Войдя в студию, Витек замер на пороге. И было от чего, особенно для непривычного человека. Представьте себе огромную залищу, где вполне можно разместить пару теннисных кортов. С потолка, словно в каком-то угрюмом магазине электротоваров, свисают вниз сотни черных единообразных светильников: некоторые горят, но большинство из них мертвы. Еще павильон напоминает гигантский чулан: в пыльном полумраке свалены самые невообразимые вещи. Но в отличие от классического бабушкиного чулана, где наткнешься на старый трехколесный велосипед (привет из детства!), поломанную птичью клетку и выношенную обувь, в павильоне все по-другому! Здесь можно вдруг увидеть настоящую кухню со всей необходимой кастрюльной утварью. Это осталось от передачи «Варим-парим», которую ведет знаменитый рок-певец Комаревич, похожий на счастливого кролика. Чуть правее – натуральный колодезный сруб с «журавлем». Его не успели вывезти после закончившегося на прошлой неделе фольклорного фестиваля «Пойду ль – выйду ль я!». А слева можно обнаружить огромный валун – наверное, все-таки из пенопласта – с надписью, сделанной церковно-славянской вязью:
КУДА ПОЙТИ УЧИТЬСЯ?
Тоже от какой-то передачи для абитуриентов. Я не говорю уже о завалах разной мелочи – стульях, креслах, ломберных столиках, полочках, подставках, горшках с вечнопластмассовыми фикусами и прочем не поддающемся учету разнообразии. И вот посреди этого захламленного полумрака расчищена и ярко освещена совсем крошечная площадка, а на ней – журнальный столик с затейливой икебаной и два кресла. Именно на эту площадку направлен свет горящих на треногах юпитеров. Именно на эту площадку нацелены большие черные телевизионные камеры, возле которых стоят хмурые люди в огромных наушниках. Именно на этой площадке толкутся несколько суетливых женщин, без конца что-то замеряя, поправляя, подвигая, просовывая и бранясь при этом промеж собой… То там, то здесь раздается полный ужаса вопль: «Скорее!.. Через семь минут эфир… Где эта чертова ведущая со своим идиотом?!» Рядом с операторами в кресле сидит обессиленная и белая как мел женщина. Когда-то она с помощью химии сделалась соломенной блондинкой, но потом в телевизионной суматохе совершенно позабыла про это, отчего ее прическа стала напоминать двухслойное черно-белое суфле. Ей, обессиленной, капают в стакан валерьянку. Ей плохо: внезапно и, очевидно, навсегда она утратила смысл жизни заодно с верой в людей. Такое случается с ней перед каждым прямым эфиром. Она – режиссер. Жуткая профессия!

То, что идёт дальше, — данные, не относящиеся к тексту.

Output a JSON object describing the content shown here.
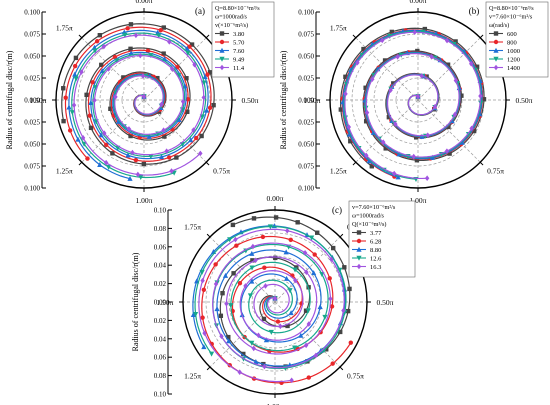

Увидев появившуюся на пороге Стеллу и Витька, она отпихивает протянутый ей стакан с успокаивающими каплями, вскакивает как ужаленная и кидается навстречу вошедшим с тем жутким выражением лица и с теми ужасными выражениями, с какими доведенный до бешенства рецидивист бросается, чтобы порезать бритвой оборзевшего фраера. Однако на бегу лицо ее вдруг меняется, возникает застенчивая улыбка, а брань как-то сама собой привычно преображается в счастливое воркование:
– Стеллочка, у вас изумительная прическа! Дайте телефончик мастера. А вы и есть знаменитый Акашин? Очень приятно… Прошу на площадку! Стелочка, где вы нашли такого импозантного мужчину? Писатели обычно лысые и скрюченные… Ах, озорница, поделитесь!

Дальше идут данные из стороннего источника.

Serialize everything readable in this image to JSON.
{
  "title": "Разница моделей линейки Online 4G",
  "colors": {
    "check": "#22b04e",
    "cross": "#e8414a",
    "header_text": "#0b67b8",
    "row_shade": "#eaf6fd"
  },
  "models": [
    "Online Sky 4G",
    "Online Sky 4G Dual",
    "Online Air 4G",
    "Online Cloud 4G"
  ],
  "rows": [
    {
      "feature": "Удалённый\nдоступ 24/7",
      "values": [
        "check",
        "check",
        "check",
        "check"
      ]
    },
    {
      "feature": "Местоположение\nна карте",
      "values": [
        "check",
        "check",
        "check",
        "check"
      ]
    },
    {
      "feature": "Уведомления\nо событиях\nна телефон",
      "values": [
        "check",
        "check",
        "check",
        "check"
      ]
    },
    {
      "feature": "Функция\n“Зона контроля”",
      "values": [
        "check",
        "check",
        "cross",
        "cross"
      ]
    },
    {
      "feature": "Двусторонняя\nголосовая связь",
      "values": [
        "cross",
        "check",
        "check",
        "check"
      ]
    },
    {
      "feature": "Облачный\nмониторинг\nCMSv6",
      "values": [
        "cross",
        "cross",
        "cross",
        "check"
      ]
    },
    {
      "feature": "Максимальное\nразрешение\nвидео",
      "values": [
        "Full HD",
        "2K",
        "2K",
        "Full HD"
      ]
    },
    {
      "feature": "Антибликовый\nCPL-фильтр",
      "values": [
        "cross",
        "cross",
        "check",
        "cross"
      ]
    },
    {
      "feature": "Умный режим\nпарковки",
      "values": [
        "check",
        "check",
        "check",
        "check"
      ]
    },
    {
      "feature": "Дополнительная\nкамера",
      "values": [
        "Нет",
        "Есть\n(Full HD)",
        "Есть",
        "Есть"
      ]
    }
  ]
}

Шлапоберская даже не успела ответить, а режиссерша, подхватив Витька, вывела его на освещенное место и усадила в кресло. Рядом устроилась Стелла и, вглядываясь в свое изображение на экране монитора, как в зеркало, начала поправляться и припудриваться. Подскочила длинноногая девушка и пристегнула обоим крошечные черные микрофончики-петлички. Витек испуганно покосился на микрофон, точно на ползущую по лацкану осу. Подбежала еще одна девушка, одетая в коротенький нейлоновый халатик, и специальной мягкой кисточкой припудрила бисерно вспотевший от волнения и жара юпитеров Витькин лоб.
– Эфир через минуту! – сверху, точно из поднебесья, раздался оглушительно усиленный динамиками мужской голос. – Всем приготовиться!
– Стеллочка, работаешь на четвертую камеру! – напутствовала крашеная режиссерша.
Стелла расправила плечи, выкатила вперед небогатую грудь и намертво улыбнулась. Витек, глядя на нее, попытался сделать то же самое, но без особого успеха. Я тем временем пристроился рядом со смотревшей прямо на Акашина камерой и ободряюще кивнул: мол, не волнуйся, я здесь!
– Приготовиться! – снова раздалось сверху. В студии стало тихо, как в ночном морге.
– Газета! – вдруг, страшно побледнев, выдохнула Стелла.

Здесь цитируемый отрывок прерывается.